Erano convinti di farla franca anche questa volta, tanto che quando la polizia è arrivata a prenderli avevano i bagagli già pronti. I presunti autori del furto avvenuto a cavallo di Ferragosto a casa dei genitori del ministro dell'Interno Matteo Salvini sono stati arrestati dalla Squadra mobile a Milano. Si tratta di cinque georgiani tra i 26 e i 34 anni, soprannominati la 'banda della colla'. Il più giovane ha precedenti per furto, mentre un 27enne per violazione delle norme sugli stranieri. Incensurati gli altri tre.

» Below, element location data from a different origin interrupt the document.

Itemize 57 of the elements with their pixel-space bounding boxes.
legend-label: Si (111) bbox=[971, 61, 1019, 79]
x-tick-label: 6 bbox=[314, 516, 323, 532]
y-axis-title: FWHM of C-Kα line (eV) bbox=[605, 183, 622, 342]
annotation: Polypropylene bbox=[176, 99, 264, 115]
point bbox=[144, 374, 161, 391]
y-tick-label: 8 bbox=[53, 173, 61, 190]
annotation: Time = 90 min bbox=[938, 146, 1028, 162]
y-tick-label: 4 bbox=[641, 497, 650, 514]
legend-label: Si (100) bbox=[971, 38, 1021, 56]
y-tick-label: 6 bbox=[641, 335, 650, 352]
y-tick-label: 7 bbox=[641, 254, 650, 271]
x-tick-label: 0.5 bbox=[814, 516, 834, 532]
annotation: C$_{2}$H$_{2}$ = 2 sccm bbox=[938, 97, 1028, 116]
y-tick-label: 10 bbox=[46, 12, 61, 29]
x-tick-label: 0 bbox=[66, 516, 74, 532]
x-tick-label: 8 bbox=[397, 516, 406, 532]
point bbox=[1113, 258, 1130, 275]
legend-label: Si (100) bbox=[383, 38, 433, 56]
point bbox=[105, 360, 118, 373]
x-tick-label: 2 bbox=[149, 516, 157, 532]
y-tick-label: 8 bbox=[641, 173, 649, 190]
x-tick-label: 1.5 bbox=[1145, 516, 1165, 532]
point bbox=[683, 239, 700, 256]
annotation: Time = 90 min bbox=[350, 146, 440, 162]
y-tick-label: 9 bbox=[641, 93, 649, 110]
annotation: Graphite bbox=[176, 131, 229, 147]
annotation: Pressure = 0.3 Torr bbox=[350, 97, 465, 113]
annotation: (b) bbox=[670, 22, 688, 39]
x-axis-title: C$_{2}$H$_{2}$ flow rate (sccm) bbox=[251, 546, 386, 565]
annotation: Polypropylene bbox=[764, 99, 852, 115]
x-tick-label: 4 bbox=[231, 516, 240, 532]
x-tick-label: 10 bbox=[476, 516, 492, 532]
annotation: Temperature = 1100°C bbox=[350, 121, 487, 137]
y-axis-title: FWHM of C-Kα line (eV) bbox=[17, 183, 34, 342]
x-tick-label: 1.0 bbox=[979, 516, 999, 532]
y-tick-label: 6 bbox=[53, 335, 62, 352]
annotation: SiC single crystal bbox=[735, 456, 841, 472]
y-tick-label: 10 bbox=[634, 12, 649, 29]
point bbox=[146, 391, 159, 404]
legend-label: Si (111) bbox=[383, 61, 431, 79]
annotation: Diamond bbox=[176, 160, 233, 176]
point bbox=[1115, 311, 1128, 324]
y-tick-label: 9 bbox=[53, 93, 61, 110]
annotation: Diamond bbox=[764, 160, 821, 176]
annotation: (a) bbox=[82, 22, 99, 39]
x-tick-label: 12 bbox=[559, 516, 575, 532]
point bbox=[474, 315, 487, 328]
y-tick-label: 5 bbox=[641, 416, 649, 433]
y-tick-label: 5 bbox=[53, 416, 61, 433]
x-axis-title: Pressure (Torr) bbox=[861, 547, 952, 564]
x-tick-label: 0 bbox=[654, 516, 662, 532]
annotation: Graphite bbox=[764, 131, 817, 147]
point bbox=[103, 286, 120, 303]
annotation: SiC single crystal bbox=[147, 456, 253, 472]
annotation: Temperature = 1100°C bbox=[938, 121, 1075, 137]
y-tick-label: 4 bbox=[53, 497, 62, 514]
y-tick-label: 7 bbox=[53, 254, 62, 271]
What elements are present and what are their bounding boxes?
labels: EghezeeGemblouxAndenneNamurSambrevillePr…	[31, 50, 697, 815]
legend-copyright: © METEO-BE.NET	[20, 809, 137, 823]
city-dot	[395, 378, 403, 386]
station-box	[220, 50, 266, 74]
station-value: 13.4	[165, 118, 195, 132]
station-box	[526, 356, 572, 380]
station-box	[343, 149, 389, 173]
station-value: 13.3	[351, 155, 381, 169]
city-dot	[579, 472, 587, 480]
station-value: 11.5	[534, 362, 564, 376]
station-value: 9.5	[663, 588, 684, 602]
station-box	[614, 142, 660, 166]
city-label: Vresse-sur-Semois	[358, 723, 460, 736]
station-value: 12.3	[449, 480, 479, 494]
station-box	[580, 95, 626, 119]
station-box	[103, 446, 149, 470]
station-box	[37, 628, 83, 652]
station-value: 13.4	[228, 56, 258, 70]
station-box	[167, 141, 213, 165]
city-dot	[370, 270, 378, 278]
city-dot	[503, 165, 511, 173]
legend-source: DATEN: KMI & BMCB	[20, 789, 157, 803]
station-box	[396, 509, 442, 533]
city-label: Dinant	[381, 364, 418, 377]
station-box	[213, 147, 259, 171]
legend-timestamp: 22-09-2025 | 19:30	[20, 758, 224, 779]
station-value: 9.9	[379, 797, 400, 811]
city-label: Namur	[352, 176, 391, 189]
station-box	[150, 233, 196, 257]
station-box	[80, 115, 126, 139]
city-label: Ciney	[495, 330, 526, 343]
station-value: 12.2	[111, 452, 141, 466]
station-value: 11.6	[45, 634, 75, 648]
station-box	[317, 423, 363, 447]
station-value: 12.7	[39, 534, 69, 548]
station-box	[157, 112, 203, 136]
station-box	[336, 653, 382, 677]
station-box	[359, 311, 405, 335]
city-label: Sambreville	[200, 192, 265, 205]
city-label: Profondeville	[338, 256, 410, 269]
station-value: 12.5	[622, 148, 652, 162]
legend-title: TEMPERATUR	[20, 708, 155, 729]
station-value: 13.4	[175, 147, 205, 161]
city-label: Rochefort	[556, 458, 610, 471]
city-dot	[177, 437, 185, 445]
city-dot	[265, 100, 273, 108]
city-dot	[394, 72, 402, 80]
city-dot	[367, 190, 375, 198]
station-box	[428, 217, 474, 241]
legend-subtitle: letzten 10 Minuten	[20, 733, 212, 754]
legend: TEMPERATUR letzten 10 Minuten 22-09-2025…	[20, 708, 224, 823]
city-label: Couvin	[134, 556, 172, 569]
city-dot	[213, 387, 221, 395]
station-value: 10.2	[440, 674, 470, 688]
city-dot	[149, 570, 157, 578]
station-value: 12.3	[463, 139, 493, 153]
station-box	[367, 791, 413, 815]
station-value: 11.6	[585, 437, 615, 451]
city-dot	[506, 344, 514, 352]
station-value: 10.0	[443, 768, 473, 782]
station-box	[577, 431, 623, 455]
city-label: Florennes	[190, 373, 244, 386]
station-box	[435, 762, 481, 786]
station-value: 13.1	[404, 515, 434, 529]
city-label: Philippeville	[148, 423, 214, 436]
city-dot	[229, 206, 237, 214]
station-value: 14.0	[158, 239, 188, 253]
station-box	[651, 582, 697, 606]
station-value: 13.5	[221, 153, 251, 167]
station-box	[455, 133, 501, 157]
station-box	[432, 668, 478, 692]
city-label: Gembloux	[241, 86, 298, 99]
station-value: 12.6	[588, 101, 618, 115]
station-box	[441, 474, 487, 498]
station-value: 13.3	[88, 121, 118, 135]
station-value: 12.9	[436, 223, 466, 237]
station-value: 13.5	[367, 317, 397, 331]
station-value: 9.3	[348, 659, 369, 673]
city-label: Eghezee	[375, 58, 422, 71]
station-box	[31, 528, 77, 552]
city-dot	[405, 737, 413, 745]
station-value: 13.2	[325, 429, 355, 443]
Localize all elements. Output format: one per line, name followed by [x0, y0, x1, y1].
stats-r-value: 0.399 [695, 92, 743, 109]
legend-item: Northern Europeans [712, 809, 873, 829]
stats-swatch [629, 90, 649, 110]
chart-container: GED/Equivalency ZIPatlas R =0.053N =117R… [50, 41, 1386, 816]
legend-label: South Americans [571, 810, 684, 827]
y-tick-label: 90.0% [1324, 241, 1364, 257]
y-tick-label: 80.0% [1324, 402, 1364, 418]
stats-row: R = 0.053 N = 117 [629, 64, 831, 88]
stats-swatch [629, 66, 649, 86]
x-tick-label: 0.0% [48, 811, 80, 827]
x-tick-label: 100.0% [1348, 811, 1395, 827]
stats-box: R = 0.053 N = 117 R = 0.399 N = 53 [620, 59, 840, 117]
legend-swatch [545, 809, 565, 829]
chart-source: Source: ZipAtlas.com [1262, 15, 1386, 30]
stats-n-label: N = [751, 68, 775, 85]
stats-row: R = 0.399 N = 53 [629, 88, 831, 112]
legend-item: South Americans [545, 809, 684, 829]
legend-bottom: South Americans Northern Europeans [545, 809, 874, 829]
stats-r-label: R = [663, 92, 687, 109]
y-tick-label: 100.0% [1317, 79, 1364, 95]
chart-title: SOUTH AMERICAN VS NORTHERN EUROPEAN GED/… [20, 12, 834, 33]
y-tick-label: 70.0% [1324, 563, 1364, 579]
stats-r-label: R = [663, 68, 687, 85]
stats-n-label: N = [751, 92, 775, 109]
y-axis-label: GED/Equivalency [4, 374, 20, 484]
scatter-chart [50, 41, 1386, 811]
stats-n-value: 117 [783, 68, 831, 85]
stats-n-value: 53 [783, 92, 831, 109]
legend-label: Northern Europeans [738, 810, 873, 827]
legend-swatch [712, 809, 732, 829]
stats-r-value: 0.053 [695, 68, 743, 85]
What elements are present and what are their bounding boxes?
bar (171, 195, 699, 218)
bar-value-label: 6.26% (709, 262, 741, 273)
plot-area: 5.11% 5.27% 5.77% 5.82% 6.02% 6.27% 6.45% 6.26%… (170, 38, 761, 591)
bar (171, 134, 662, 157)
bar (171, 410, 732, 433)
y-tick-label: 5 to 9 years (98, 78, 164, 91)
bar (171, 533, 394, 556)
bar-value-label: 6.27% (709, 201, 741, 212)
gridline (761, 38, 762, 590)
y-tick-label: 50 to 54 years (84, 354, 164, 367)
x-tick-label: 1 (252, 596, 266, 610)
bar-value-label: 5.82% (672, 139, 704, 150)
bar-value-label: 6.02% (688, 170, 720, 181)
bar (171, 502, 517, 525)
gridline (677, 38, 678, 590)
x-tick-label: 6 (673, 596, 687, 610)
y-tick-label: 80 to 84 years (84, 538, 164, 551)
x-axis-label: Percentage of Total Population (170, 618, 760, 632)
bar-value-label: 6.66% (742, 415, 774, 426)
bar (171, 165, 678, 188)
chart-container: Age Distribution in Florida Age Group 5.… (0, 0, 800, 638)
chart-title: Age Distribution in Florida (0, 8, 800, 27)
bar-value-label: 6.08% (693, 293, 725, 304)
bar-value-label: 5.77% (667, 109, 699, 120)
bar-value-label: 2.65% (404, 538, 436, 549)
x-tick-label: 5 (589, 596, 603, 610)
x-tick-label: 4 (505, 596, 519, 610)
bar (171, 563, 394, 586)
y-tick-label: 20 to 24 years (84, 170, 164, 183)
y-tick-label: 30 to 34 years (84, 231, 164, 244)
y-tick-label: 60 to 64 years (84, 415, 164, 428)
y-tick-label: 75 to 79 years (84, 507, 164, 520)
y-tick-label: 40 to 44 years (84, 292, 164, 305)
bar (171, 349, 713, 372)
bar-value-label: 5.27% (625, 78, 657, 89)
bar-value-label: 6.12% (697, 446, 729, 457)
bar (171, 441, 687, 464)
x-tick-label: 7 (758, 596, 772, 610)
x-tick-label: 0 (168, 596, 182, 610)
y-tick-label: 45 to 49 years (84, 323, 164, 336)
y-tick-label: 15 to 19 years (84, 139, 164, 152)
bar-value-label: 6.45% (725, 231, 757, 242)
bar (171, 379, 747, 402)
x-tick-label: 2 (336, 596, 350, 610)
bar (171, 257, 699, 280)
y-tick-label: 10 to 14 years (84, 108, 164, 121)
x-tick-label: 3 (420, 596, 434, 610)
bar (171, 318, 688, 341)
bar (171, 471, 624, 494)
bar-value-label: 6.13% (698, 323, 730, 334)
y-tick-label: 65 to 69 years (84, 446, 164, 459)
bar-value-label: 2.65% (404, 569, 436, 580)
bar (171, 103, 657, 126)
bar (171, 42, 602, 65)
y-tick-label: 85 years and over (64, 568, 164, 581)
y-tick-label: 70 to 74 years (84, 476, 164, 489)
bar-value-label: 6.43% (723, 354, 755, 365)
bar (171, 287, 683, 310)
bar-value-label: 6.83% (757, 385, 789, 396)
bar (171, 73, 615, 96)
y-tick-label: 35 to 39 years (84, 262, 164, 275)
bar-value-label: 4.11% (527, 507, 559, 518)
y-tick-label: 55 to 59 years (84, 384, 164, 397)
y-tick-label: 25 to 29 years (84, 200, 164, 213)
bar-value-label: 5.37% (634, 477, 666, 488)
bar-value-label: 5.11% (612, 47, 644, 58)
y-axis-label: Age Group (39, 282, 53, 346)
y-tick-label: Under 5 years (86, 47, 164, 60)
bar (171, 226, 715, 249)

La notte tra il 14 e il 15 avrebbero svaligiato una decina di abitazioni nel quartiere Primaticcio, in zona Bande Nere, mettendo a soqquadro anche l'abitazione dei coniugi Salvini. All'indagine hanno preso parte la Digos e la polizia scientifica per accertare se il furto fosse legato al ruolo politico e istituzionale del figlio della coppia, ma gli investigatori sono subito giunti alla conclusione che i malviventi non sapessero di trovarsi nella casa dei famigliari del vice premier. Ladri espertissimi, erano riusciti a portare via gioielli e la cassaforte senza lasciare segni di scasso, salvo tracce di colla sulla serratura.

Un colpo 'mordi e fuggi', tipico delle bande criminali georgiane: si muovono in 'batterie', scelgono una città d'Europa e partono con l'obbiettivo di svaligiare più case al giorno. L'organizzazione dispone di referenti locali nelle metropoli, persone che forniscono alloggi, appoggi logistici e mappature dei quartieri. La permanenza dura poche settimane, un mese al massimo. Poi si cambia destinazione. A rivendere il bottino ci pensano i canali di ricettazione coordinati dai clan della 'vor v zakone', la mafia georgiana specializzata in furti.

La svolta nell'indagine è arrivata pochi giorni dopo il furto. Il 24 agosto la polizia ha chiesto i documenti a due georgiani mentre si trovavano al supermercato: in tasca hanno diversi contanti, arnesi atti allo scasso, un tubetto di colla e un orecchino d'oro. Accompagnati in questura, sono stati denunciati per ricettazione e possesso degli arnesi, ma la polizia li ha rilasciati subito. Per gli investigatori erano più utili fuori che dentro, e a loro insaputa hanno iniziato i pedinamenti. I due, ignari di essere seguiti, hanno raggiunto il resto del gruppo in un appartamento di Zona Bande Nere, a poche centinaia di metri dalle abitazioni di Primaticcio derubate una decina di giorni prima, e hanno messo in allarme la banda.

La notizia del furto a casa della famiglia Salvini era finita sulle pagine dei giornali, e la banda della colla sapeva che prima o poi le forze dell'ordine italiane avrebbero iniziato a cercarli. "Dobbiamo andarcene, e presto", dicevano. Certo non sapevano che i poliziotti dell'anti-rapine della questura di Milano e gli investigatori della Sesta sezione della Squadra Mobile, coordinati dal pubblico ministero David Monti, li avrebbero colti con le mani nel sacco in così breve tempo. Il sospetto dei malviventi si è rivelato fondato e lunedì 27 è scattato l'arresto. Al termine della convalida i cinque sono stati portati In carcere. Nell'appartamento in cui la banda si nascondeva sono stati sequestrati flessibili di varie dimensioni, cacciaviti, pinze, seghetti, spadini e serrature oltre alla refurtiva, in gran parte già restituita.